Martin Luther King, Jr is well known for so many reasons. A civil rights leader, great orator, great Christian, great pacifist. It is no surprise to find all those elements in “A Gift of Love: Sermons from ‘Strength to Love’ and Other Preachings.” As sermons, they are rooted in the Christian faith. But his call for civil rights, his call for a non-violent struggle, are prominent throughout. King was a preacher of the moment, responding to the needs of his congregation and beyond through the lens of his faith.

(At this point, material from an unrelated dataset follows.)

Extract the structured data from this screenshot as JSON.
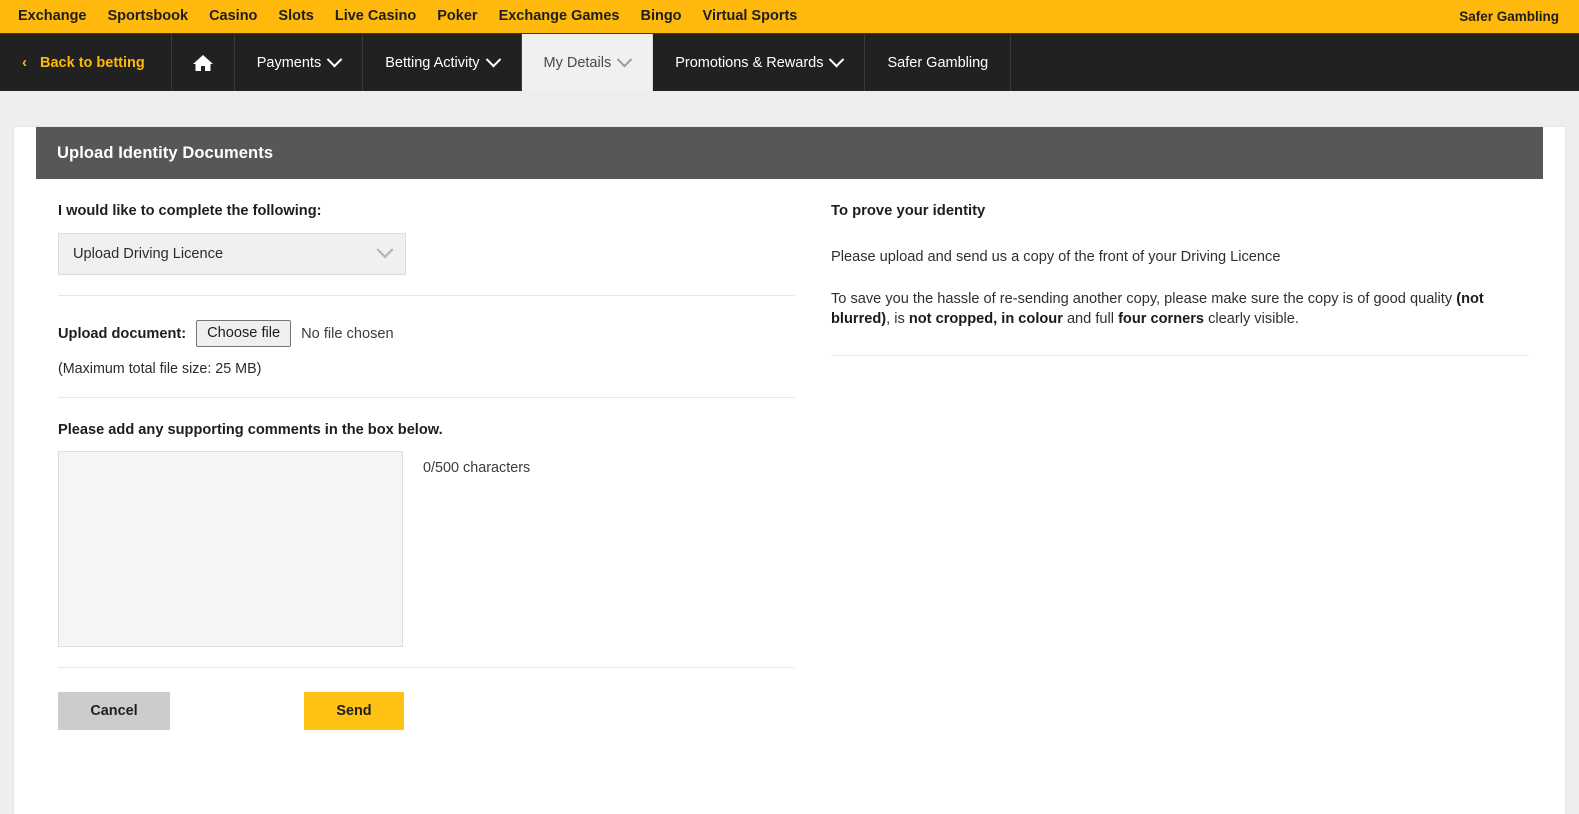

And his strong oration style can be heard even in reading the sermons, as he brings home his points with a cadence which cannot be missed.
The weaknesses in the sermons are more a matter of their context rather than their thinking. Some of them slip toward self-help language, but they reflect the growing awareness of psychology in one’s thinking. Some of the world political issues are now a moot point, and some of what he sought we have reached.
But that our world has not reached the racial integration he sought is clear, and shameful, 50 years after some of these sermons were preached. What does come through in reading these sermons is King’s faith. He was a Christian, and he interprets what he sees through those eyes. These sermons will not allow him to become a secular hero. The civil rights movement was an expression of his Christian faith. His pacifist viewpoint, which was strengthened by the example of Gandhi, was rooted in his Christian faith.
I will not attempt a break down of each sermon. I read this over a long period and was more interested in their impact on my own faith than that of a book review. His sermon, “Antidotes for Fear,” was given to me by a doctor treating my son, who has been battling cancer for over two years. He is not likely to survive another year, and King’s words spoke to my condition. What stronger testament is there to one’s power as a writer or thinker that 50 years later, they still reach people where needed.